Tuesday evening, when the ministers take the Knesset podium – those with the portfolios and those without; those with the traditional ministries and those with the ones created especially for them – it would be good if they trip on the way. And when the 37 ministers and deputy ministers stand up there and pledge allegiance to the State of Israel, it would be proper if their voices tremble.
Because in this entire Sodom there isn’t even one righteous person who will stand up sand say: Thank you, but I feel uncomfortable accepting the post of minister without portfolio for minority affairs, or minister for strategic affairs, or minister without portfolio for improving the public service, or deputy minister for youth affairs, or just a minister without portfolio, when tens of thousands of employees are being fired in this country every month.
There isn’t even one person who would say: I don’t think that it is proper that in a party that won 27 mandates in the elections there is a minister for less than every two Knesset members. Or maybe someone who would just feel embarrassed when his prime minister, who talks day and night about the need to boost efficiency, reduce the public sector, and end the wastefulness appoints ministers and deputy ministers only because Steinitz remained loyal to him, or so that Gila Gamliel won’t come out against him, or that Braverman won’t back the opposition, or that Yossi Peled won’t be insulted.
One person who will stand up and say: We need some people to also do the Knesset work. After all, it’s impossible to hand out offices, and drivers, and security guards, and parliamentarian aides, and all sorts of other perks, as if this is a birthday bag with a Kinder surprise in it – everyone gets something; nobody goes home empty-handed.
It is even difficult to blame Netanyahu. It’s the system that forces him to buy his allies; it’s as simple as that – to buy. Because how can you refer to it any other way, when Prof. Avishai Braverman will be sworn into a government that only a week ago he preached against with such zeal. Or moral people such as Begin and Meridor, who suddenly fail to see the defilement and corruption involved in accepting the post of minister without portfolio or minister with a delusional portfolio only to sit around the government table.
Bibi got government he wantedOr how about Steinitz, who wanted to be defense minister, was willing to compromise for the internal security portfolio, and then became the leading candidate for finance minister, the most important portfolio at the most difficult period, which requires the appointment of the most suitable and professional people. Steinitz’s appointment comes for the same reason that Abraham Hirchson was assigned the portfolio by Olmert: Because of his close affiliation with and absolute loyalty to the prime minister.

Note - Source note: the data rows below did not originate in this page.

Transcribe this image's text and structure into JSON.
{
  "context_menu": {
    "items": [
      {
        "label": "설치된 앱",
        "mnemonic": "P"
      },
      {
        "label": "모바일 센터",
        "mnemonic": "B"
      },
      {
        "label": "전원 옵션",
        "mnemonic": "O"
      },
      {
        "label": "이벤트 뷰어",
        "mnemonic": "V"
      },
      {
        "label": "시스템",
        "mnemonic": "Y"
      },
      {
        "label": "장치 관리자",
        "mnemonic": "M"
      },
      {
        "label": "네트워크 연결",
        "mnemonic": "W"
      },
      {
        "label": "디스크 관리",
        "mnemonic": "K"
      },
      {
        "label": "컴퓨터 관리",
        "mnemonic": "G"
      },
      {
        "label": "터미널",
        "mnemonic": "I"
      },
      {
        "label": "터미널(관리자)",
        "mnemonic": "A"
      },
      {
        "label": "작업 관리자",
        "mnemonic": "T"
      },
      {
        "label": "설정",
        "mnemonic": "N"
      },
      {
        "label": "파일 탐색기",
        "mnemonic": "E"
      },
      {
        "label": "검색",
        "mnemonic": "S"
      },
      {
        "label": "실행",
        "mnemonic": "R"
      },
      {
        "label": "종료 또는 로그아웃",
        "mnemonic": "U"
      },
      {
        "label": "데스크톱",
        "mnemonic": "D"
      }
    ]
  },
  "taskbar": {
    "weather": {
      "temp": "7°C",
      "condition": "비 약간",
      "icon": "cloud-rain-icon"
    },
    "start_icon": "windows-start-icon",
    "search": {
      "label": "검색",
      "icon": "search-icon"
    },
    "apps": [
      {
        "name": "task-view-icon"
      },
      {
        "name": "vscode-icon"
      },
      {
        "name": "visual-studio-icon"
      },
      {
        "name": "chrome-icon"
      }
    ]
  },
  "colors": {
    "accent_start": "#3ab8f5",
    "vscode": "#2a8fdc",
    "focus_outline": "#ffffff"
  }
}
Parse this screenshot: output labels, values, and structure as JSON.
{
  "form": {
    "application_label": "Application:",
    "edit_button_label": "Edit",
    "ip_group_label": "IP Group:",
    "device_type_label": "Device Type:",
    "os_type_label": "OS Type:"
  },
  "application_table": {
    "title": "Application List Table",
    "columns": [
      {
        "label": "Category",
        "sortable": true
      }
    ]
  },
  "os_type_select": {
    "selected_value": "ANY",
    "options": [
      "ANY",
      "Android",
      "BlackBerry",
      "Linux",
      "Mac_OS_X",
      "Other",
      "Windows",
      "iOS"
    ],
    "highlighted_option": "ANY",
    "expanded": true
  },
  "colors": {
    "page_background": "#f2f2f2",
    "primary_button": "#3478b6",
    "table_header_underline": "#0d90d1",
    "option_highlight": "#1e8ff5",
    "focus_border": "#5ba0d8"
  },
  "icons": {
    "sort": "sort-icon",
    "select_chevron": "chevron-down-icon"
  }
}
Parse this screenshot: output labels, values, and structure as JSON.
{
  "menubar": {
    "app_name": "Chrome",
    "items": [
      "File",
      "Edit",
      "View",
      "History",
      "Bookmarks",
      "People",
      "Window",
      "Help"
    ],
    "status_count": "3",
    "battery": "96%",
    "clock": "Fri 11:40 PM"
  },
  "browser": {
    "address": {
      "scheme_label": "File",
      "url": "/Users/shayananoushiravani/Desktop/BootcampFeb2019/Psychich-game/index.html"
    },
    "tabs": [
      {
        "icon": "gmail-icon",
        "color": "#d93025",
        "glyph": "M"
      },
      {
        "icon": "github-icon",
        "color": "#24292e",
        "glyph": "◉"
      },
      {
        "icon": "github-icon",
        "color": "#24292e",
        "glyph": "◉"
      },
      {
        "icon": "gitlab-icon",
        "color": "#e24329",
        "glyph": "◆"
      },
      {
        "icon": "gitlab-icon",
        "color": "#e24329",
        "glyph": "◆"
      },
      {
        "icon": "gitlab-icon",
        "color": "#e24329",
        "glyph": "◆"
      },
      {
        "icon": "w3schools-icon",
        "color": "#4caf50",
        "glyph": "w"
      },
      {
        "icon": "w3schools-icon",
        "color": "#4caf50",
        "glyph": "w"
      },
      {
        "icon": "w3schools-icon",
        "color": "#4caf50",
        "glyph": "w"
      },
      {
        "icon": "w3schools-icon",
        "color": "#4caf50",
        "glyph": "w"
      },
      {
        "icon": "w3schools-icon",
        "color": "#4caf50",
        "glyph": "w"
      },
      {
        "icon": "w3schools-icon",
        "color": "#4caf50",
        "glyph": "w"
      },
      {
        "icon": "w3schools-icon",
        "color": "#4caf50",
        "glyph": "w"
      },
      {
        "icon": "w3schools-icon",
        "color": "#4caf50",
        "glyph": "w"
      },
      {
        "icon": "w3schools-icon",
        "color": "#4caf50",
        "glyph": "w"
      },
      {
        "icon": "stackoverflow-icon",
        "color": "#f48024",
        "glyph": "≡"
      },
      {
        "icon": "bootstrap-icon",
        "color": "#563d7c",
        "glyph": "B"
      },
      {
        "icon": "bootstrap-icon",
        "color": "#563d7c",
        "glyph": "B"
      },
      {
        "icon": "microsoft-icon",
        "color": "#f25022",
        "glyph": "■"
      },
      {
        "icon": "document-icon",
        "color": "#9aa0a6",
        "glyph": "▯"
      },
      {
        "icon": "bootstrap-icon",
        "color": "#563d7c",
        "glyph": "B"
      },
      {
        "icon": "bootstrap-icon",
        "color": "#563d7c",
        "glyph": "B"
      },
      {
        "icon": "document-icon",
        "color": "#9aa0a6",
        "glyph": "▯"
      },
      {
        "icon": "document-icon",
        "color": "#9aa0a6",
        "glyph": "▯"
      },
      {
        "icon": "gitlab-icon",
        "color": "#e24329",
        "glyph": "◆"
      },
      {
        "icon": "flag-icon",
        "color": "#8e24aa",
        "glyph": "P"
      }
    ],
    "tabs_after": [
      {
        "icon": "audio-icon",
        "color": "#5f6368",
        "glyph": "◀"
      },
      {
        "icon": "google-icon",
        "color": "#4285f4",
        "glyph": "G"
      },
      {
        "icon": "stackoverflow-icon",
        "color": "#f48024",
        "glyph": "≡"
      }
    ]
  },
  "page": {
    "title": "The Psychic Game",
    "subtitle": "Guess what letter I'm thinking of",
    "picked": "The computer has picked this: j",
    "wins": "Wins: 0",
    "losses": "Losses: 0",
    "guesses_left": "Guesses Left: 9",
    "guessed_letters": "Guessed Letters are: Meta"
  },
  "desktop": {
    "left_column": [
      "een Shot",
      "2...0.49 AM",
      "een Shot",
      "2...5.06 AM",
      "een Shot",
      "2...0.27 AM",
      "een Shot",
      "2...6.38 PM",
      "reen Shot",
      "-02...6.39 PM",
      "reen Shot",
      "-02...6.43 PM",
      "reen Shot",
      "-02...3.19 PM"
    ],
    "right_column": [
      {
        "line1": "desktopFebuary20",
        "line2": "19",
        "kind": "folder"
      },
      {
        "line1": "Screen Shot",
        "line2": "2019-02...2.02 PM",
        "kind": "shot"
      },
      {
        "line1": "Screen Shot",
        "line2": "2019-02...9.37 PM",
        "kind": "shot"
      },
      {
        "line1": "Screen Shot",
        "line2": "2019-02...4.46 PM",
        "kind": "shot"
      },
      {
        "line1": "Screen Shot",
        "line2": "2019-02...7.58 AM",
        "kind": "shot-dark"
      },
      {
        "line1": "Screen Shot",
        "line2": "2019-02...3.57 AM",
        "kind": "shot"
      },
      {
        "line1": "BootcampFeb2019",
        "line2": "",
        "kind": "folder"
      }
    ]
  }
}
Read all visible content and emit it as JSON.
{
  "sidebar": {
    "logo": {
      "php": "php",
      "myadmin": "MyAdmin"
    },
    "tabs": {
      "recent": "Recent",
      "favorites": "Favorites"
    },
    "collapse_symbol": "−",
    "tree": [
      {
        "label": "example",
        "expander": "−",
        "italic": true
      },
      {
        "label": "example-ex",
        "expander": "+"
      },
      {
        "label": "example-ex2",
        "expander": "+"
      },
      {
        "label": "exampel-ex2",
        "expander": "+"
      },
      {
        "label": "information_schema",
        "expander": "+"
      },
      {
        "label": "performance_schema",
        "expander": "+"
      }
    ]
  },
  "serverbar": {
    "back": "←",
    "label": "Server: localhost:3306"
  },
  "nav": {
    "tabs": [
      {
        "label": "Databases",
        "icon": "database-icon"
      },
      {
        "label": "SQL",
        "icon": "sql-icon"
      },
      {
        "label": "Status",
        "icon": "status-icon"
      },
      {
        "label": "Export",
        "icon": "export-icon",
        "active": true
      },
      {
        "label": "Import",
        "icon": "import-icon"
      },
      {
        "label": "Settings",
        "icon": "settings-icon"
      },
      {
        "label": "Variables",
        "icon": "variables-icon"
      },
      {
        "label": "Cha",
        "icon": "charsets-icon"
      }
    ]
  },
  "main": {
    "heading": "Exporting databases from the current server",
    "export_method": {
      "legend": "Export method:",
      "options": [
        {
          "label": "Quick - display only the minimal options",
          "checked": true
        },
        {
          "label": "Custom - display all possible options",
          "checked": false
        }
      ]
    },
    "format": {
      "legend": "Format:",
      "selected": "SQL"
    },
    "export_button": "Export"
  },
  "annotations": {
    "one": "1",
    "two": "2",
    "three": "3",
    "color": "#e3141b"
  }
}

Indeed, if the Netanyahu government is successful, it will do great things, and nobody will remember how many ministers sat around the government table. Nobody will quote, over and over again, what Netanyahu said only three years ago about a much smaller government than the one he formed now. Besides, we can say that despite all the obstacles, Netanyahu formed the government he wanted: A broad government, Lieberman on the right and Labor on the left, Barak as defense minister, and even though he made a genuine effort to bring it in – Kadima left out to dry in the opposition.
He has only one more small aspiration, which he hopes to realize soon and which was entrenched in the coalition deals: Bringing seven Kadima members, headed by Shaul Mofaz, over to Likud.
Meanwhile, Netanyahu has been able to equalize the number of Likud ministers to the number of ministers from other coalition parties, which will provide him with better governability. As opposed to 1996, when he left many wounded comrades behind, this time around he made sure not to leave any pockets of resistance, and to snuff out any hint of resentment. If up until Monday we suspected that while leaving Netanyahu’s office (where Likud members were summoned one by now, as if on the way to being butchered,) we would see angry, bitter, and disappointed faces, it turned out we were wrong. Perhaps this is what happens when expectations are so low: People are happy with what they got.
Besides Silvan Shalom. At the time of writing this, it appears that no suitable solution has been found for him. Once upon a time, Sharon told Likud members who were worried he will short-change Netanyahu: Bibi too, Bibi too. This time around it appears that Netanyahu is telling them: Except for Silvan, except for Silvan.